Alex Okosi, managing director of Viacom Africa, said he spoke to William about the work his company was doing to help young people without access to education.
“He understood the importance of education and trying to bridge that gap between those with unlimited access and those who will never get it. He was a really cool guy,” Okosi said.
The Children’s Global Media Summit was founded in 1995 in order to help steer the future of children’s programming in a rapidly-changing world. The event involves technology innovators, policymakers, and executives from all over the world.
As the Duchess attended a “Sesame Workshop” hosted by the team behind the hit children’s TV show, Sesame Street, Prince William delivered a speech at a private meeting related to the Cyber Bullying Taskforce, aimed at continuing efforts to find a universal tool for children to report bullying.
The 35-year-old Royal started by praising the spirit of Manchester, after this year’s terrorist attack at an Ariana Grande concert.
“First of all, a word if I might about this great city of Manchester – to which most of you are visitors. You may have seen, if you have had a chance to go outside, the symbol of the bee everywhere in the city – the bee is Manchester’s symbol, a reminder of this city’s industriousness and creativity.
“It is also a reminder of Manchester’s community spirit, the sense of pulling together.
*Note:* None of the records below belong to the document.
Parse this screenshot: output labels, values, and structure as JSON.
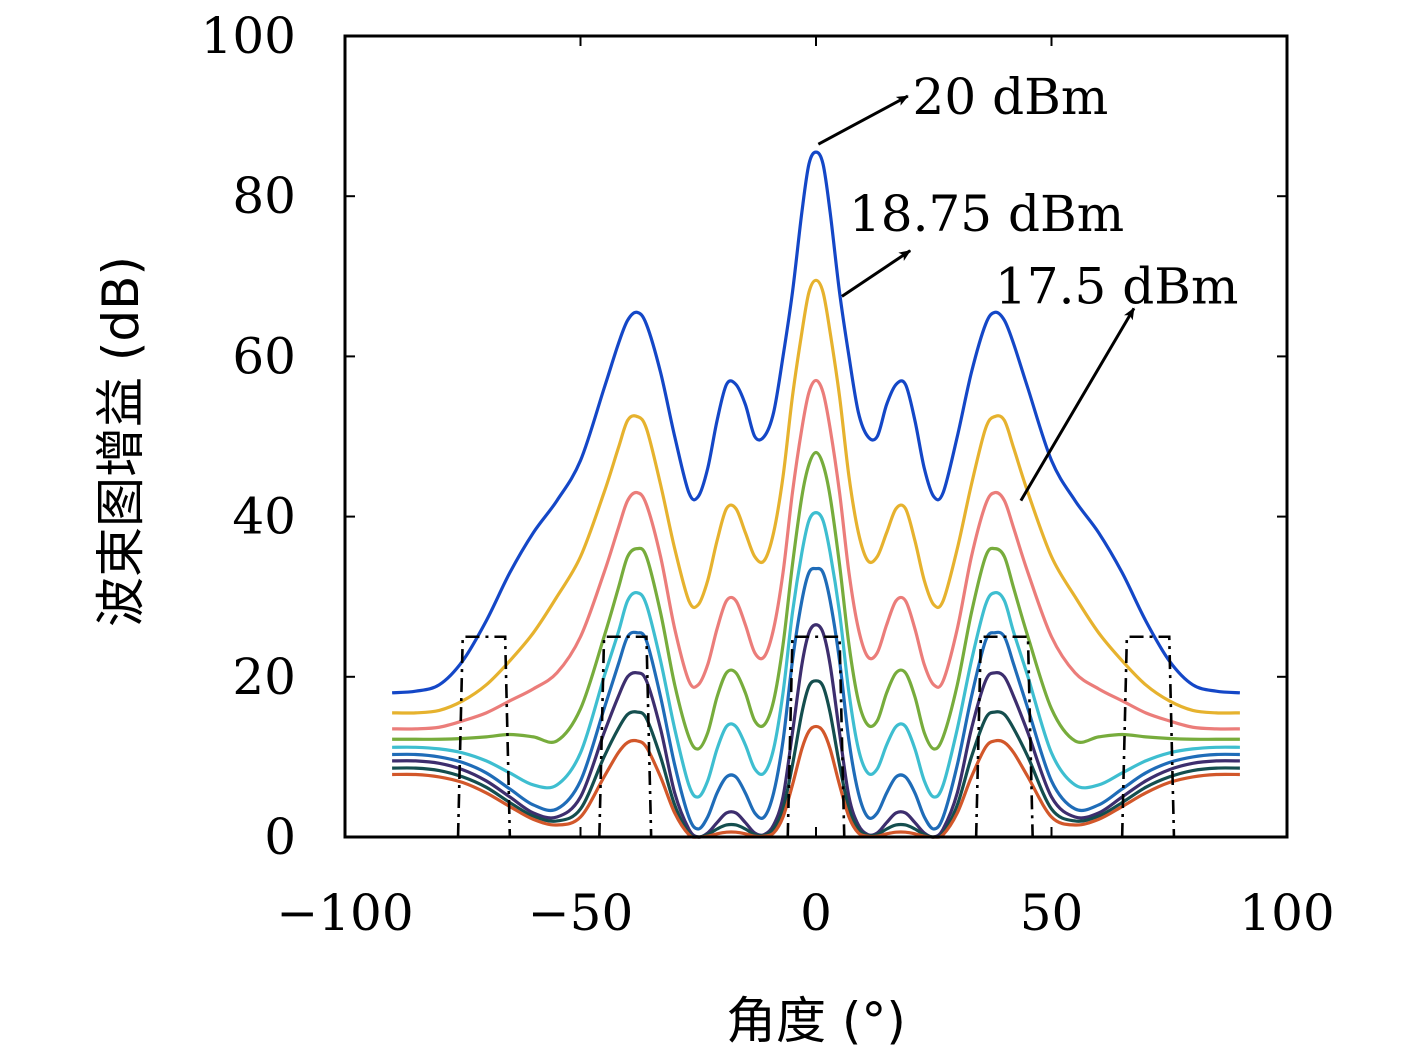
{
  "chart_data": {
    "type": "line",
    "title": "",
    "xlabel": "角度 (°)",
    "ylabel": "波束图增益 (dB)",
    "xlim": [
      -100,
      100
    ],
    "ylim": [
      0,
      100
    ],
    "xticks": [
      -100,
      -50,
      0,
      50,
      100
    ],
    "xtick_labels": [
      "−100",
      "−50",
      "0",
      "50",
      "100"
    ],
    "yticks": [
      0,
      20,
      40,
      60,
      80,
      100
    ],
    "ytick_labels": [
      "0",
      "20",
      "40",
      "60",
      "80",
      "100"
    ],
    "grid": false,
    "x": [
      -90,
      -85,
      -80,
      -75,
      -70,
      -65,
      -60,
      -55,
      -50,
      -45,
      -42,
      -40,
      -38,
      -36,
      -33,
      -30,
      -27,
      -25,
      -23,
      -21,
      -19,
      -17,
      -15,
      -13,
      -11,
      -9,
      -7,
      -5,
      -3,
      -1.5,
      0,
      1.5,
      3,
      5,
      7,
      9,
      11,
      13,
      15,
      17,
      19,
      21,
      23,
      25,
      27,
      30,
      33,
      36,
      38,
      40,
      42,
      45,
      50,
      55,
      60,
      65,
      70,
      75,
      80,
      85,
      90
    ],
    "series": [
      {
        "color": "#1447c7",
        "values": [
          18,
          18.2,
          19,
          22,
          27,
          33,
          38,
          42,
          47,
          56,
          61.5,
          64.5,
          65.5,
          64,
          58,
          50,
          43,
          42.5,
          46,
          52,
          56.5,
          56.5,
          54,
          50,
          50,
          53,
          60,
          68,
          78,
          84,
          85.5,
          84,
          78,
          68,
          60,
          53,
          50,
          50,
          54,
          56.5,
          56.5,
          52,
          46,
          42.5,
          43,
          50,
          58,
          64,
          65.5,
          64.5,
          61.5,
          56,
          47,
          42,
          38,
          33,
          27,
          22,
          19,
          18.2,
          18
        ]
      },
      {
        "color": "#e6b22e",
        "values": [
          15.5,
          15.5,
          15.8,
          17,
          19,
          22,
          25.5,
          30,
          35,
          43,
          48.5,
          52,
          52.5,
          51,
          44,
          36,
          29.5,
          29,
          32,
          37,
          41,
          41,
          38,
          35,
          34.5,
          38,
          45,
          55,
          63,
          68,
          69.5,
          68,
          63,
          55,
          45,
          38,
          34.5,
          35,
          38,
          41,
          41,
          37,
          32,
          29,
          29.5,
          36,
          44,
          51,
          52.5,
          52,
          48.5,
          43,
          35,
          30,
          25.5,
          22,
          19,
          17,
          15.8,
          15.5,
          15.5
        ]
      },
      {
        "color": "#eb7d7a",
        "values": [
          13.5,
          13.5,
          13.7,
          14.5,
          15.5,
          17,
          18.5,
          20.5,
          25,
          33,
          38.5,
          42,
          43,
          41.5,
          35,
          26,
          19.5,
          19,
          21.5,
          26,
          29.5,
          29.5,
          26.5,
          23,
          22.5,
          26,
          33,
          43,
          51,
          55.5,
          57,
          55.5,
          51,
          43,
          33,
          26,
          22.5,
          23,
          26.5,
          29.5,
          29.5,
          26,
          21.5,
          19,
          19.5,
          26,
          35,
          41.5,
          43,
          42,
          38.5,
          33,
          25,
          20.5,
          18.5,
          17,
          15.5,
          14.5,
          13.7,
          13.5,
          13.5
        ]
      },
      {
        "color": "#77ac3c",
        "values": [
          12.2,
          12.2,
          12.2,
          12.3,
          12.5,
          12.8,
          12.5,
          12,
          16,
          25,
          31,
          35,
          36,
          35,
          28,
          19,
          12.5,
          11,
          13,
          17.5,
          20.5,
          20.5,
          18,
          14.5,
          14,
          17,
          24,
          34,
          42.5,
          46.5,
          48,
          46.5,
          42.5,
          34,
          24,
          17,
          14,
          14.5,
          18,
          20.5,
          20.5,
          17.5,
          13,
          11,
          12.5,
          19,
          28,
          35,
          36,
          35,
          31,
          25,
          16,
          12,
          12.5,
          12.8,
          12.5,
          12.3,
          12.2,
          12.2,
          12.2
        ]
      },
      {
        "color": "#3ebed0",
        "values": [
          11.2,
          11.2,
          11,
          10.5,
          9.5,
          8,
          6.5,
          6.5,
          10.5,
          20,
          25.5,
          29.5,
          30.5,
          29,
          22,
          13.5,
          6.5,
          5,
          7,
          11,
          13.8,
          13.8,
          11.5,
          8.5,
          8,
          11,
          18,
          28,
          35.5,
          39.5,
          40.5,
          39.5,
          35.5,
          28,
          18,
          11,
          8,
          8.5,
          11.5,
          13.8,
          13.8,
          11,
          7,
          5,
          6.5,
          13.5,
          22,
          29,
          30.5,
          29.5,
          25.5,
          20,
          10.5,
          6.5,
          6.5,
          8,
          9.5,
          10.5,
          11,
          11.2,
          11.2
        ]
      },
      {
        "color": "#1f6cb8",
        "values": [
          10.3,
          10.3,
          10,
          9.3,
          8,
          6,
          4,
          3.5,
          7,
          16,
          21.5,
          25,
          25.5,
          24.5,
          17.5,
          9,
          2.5,
          1,
          2.5,
          5.5,
          7.5,
          7.5,
          5.5,
          3,
          2.5,
          5.5,
          12,
          22,
          29.5,
          33,
          33.5,
          33,
          29.5,
          22,
          12,
          5.5,
          2.5,
          3,
          5.5,
          7.5,
          7.5,
          5.5,
          2.5,
          1,
          2.5,
          9,
          17.5,
          24.5,
          25.5,
          25,
          21.5,
          16,
          7,
          3.5,
          4,
          6,
          8,
          9.3,
          10,
          10.3,
          10.3
        ]
      },
      {
        "color": "#3d2e6e",
        "values": [
          9.5,
          9.5,
          9.2,
          8.4,
          7,
          5,
          3,
          2.5,
          5,
          13,
          17.5,
          20,
          20.5,
          19.5,
          13.5,
          5.5,
          1,
          0,
          0.5,
          1.8,
          3,
          3,
          1.8,
          0.5,
          0.3,
          1.5,
          5,
          13,
          21.5,
          25.5,
          26.5,
          25.5,
          21.5,
          13,
          5,
          1.5,
          0.3,
          0.5,
          1.8,
          3,
          3,
          1.8,
          0.5,
          0,
          1,
          5.5,
          13.5,
          19.5,
          20.5,
          20,
          17.5,
          13,
          5,
          2.5,
          3,
          5,
          7,
          8.4,
          9.2,
          9.5,
          9.5
        ]
      },
      {
        "color": "#144e4e",
        "values": [
          8.6,
          8.6,
          8.3,
          7.5,
          6.2,
          4.3,
          2.6,
          2,
          3.5,
          10,
          13.5,
          15.3,
          15.6,
          14.8,
          10,
          4,
          0.5,
          0,
          0.3,
          1,
          1.5,
          1.5,
          1,
          0.3,
          0.2,
          1,
          3.5,
          9,
          15.5,
          18.8,
          19.5,
          18.8,
          15.5,
          9,
          3.5,
          1,
          0.2,
          0.3,
          1,
          1.5,
          1.5,
          1,
          0.3,
          0,
          0.5,
          4,
          10,
          14.8,
          15.6,
          15.3,
          13.5,
          10,
          3.5,
          2,
          2.6,
          4.3,
          6.2,
          7.5,
          8.3,
          8.6,
          8.6
        ]
      },
      {
        "color": "#d2572a",
        "values": [
          7.8,
          7.8,
          7.5,
          6.8,
          5.5,
          3.8,
          2.2,
          1.5,
          2.5,
          7.5,
          10.5,
          11.8,
          12,
          11.2,
          7.5,
          3,
          0.3,
          0,
          0.1,
          0.4,
          0.6,
          0.6,
          0.4,
          0.1,
          0.1,
          0.5,
          2.5,
          6.5,
          11,
          13.2,
          13.8,
          13.2,
          11,
          6.5,
          2.5,
          0.5,
          0.1,
          0.1,
          0.4,
          0.6,
          0.6,
          0.4,
          0.1,
          0,
          0.3,
          3,
          7.5,
          11.2,
          12,
          11.8,
          10.5,
          7.5,
          2.5,
          1.5,
          2.2,
          3.8,
          5.5,
          6.8,
          7.5,
          7.8,
          7.8
        ]
      }
    ],
    "mask_boxes": [
      {
        "x": [
          -76,
          -75,
          -66,
          -65
        ],
        "top": 25
      },
      {
        "x": [
          -46,
          -45,
          -36,
          -35
        ],
        "top": 25
      },
      {
        "x": [
          -6,
          -5,
          5,
          6
        ],
        "top": 25
      },
      {
        "x": [
          34,
          35,
          45,
          46
        ],
        "top": 25
      },
      {
        "x": [
          65,
          66,
          75,
          76
        ],
        "top": 25
      }
    ],
    "annotations": [
      {
        "text": "20 dBm",
        "label_x": 20.5,
        "label_y": 92.4,
        "arrow_from": [
          0.5,
          86.5
        ],
        "arrow_to": [
          19.5,
          92.5
        ]
      },
      {
        "text": "18.75 dBm",
        "label_x": 7,
        "label_y": 77.8,
        "arrow_from": [
          5.5,
          67.5
        ],
        "arrow_to": [
          20,
          73.2
        ]
      },
      {
        "text": "17.5 dBm",
        "label_x": 38,
        "label_y": 68.7,
        "arrow_from": [
          43.5,
          42
        ],
        "arrow_to": [
          67.5,
          66
        ]
      }
    ]
  }
}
Manchester has had a tough year, and I personally stand in awe of the way that the people of Manchester have united in bravery and support of one another. This community is a great example to all of us, wherever we are from.”
William then went on to mention the importance of protecting young people from the dangers of social media: “Parents like Catherine and me are raising the first generation of digitally-immersed children.
“My alarm comes from the fact that so many parents feel they are having to make up the rules as they go along,” he said. “We can be optimistic about the way digital media will help our children when we can be frank about our concerns.
“As a HEMS and Air Ambulance pilot, I was called to the scenes of suicides and I witnessed the devastation and despair it brought about. And I felt a responsibility to do something about it.”
Just as the couple were about to leave, a child shouted: “Hi Prince Harry!”
William giggled and retorted, “I’m not ginger!” before getting in the car.